Destruction or degeneration of gray and white matter adjacent to the central canal of the cervical spinal cord leads to cavitation and accumulation of fluid within the spinal cord. The precise pathogenesis is unclear, but many cases are associated with Arnold-Chiari malformation, in which there is displacement of the cerebellar tonsils, medulla, and fourth ventricle into the spinal canal, sometimes with accompanying meningomyelocele. In such circumstances, the cord cavity connects with and may merely represent a dilated central canal. In other cases, the cause of cavitation is less clear. There is a characteristic clinical picture, with segmental atrophy, areflexia, and loss of pain and temperature appreciation in a “cape” distribution, owing to the destruction of fibers crossing in front of the central canal (eFigure 24–15) in the mid-cervical spinal cord. Thoracic kyphoscoliosis is usually present. With progression, involvement of the long motor and sensory tracts occurs as well, so that a pyramidal and sensory deficit develops in the legs. Upward extension of the cavitation (syringobulbia) leads to dysfunction of the lower brainstem and thus to bulbar palsy, nystagmus, and sensory impairment over one or both sides of the face.
Syringomyelia (the presence of a cavity in the spinal cord due to breakdown of gliomatous new formations, presenting clinically with pain and paresthesias followed by muscular atrophy of the hands) involving the cervicothoracic portion of the cord. (Reproduced, with permission, from Waxman SG, deGroot J. Clinical Neuroanatomy, 22nd ed. Originally published by Appleton & Lange. Copyright © 1995 by The McGraw-Hill Companies, Inc.)
Syringomyelia, ie, cord cavitation, may also occur in association with an intramedullary tumor or following severe cord injury, and the cavity then does not communicate with the central canal.

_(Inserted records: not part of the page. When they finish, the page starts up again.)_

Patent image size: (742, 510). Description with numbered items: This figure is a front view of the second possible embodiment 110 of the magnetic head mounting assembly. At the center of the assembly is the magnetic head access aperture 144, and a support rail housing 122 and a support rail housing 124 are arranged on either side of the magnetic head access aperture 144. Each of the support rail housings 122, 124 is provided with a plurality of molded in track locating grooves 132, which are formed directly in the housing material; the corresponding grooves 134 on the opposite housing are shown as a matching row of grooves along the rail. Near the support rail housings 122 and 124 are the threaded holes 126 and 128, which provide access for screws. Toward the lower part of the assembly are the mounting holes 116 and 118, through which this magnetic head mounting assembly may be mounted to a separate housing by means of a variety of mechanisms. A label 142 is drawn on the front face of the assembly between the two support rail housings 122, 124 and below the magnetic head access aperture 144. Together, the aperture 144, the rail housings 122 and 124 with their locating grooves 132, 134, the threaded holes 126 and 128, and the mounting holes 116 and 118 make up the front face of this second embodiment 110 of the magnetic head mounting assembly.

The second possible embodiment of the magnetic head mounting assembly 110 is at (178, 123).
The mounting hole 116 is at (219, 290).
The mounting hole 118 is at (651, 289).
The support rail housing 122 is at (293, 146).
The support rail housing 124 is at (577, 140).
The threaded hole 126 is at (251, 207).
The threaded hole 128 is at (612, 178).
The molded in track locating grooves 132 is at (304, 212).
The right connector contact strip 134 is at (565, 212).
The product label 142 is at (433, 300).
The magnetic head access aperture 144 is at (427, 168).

In patients with Arnold-Chiari malformation, CT scans reveal a small posterior fossa and enlargement of the foramen magnum, along with other associated skeletal abnormalities at the base of the skull and upper cervical spine. MRI reveals the syrinx as well as the characteristic findings of the Arnold-Chiari malformation, including the caudal displacement of the fourth ventricle and herniation of the cerebellar tonsils through the foramen magnum. Focal cord enlargement is found at myelography or by MRI in patients with cavitation related to past injury or intramedullary neoplasms.

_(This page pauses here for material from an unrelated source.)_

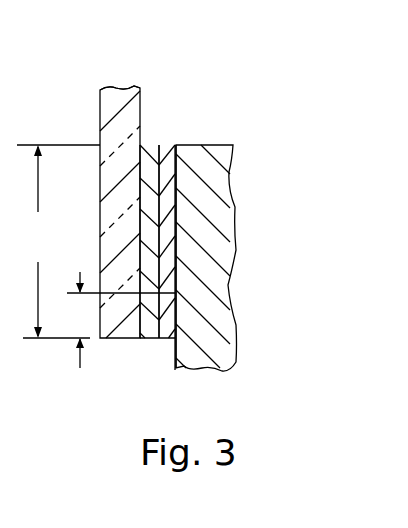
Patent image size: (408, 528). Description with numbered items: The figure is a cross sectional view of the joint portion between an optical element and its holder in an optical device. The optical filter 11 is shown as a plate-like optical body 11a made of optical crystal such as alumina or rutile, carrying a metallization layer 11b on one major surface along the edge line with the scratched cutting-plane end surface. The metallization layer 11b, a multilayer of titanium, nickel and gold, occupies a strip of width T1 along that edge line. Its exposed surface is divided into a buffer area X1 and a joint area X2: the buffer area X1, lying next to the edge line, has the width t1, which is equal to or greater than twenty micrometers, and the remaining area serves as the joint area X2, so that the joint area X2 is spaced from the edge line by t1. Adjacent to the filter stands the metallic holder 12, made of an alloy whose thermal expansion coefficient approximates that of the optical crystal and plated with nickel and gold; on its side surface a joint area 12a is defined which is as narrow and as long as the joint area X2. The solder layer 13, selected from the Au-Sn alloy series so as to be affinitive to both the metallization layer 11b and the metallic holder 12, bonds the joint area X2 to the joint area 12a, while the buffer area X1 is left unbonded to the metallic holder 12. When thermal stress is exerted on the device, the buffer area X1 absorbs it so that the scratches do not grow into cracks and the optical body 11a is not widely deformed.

Treatment of Arnold-Chiari malformation with associated syringomyelia is by suboccipital craniectomy and upper cervical laminectomy, with the aim of decompressing the malformation at the foramen magnum. The cord cavity should be drained and, if necessary, an outlet for the fourth ventricle can be made. In cavitation associated with intramedullary tumor, treatment is surgical, but radiation therapy may be necessary if complete removal is not possible. Posttraumatic syringomyelia is also treated surgically if it leads to increasing neurologic deficits or to intolerable pain.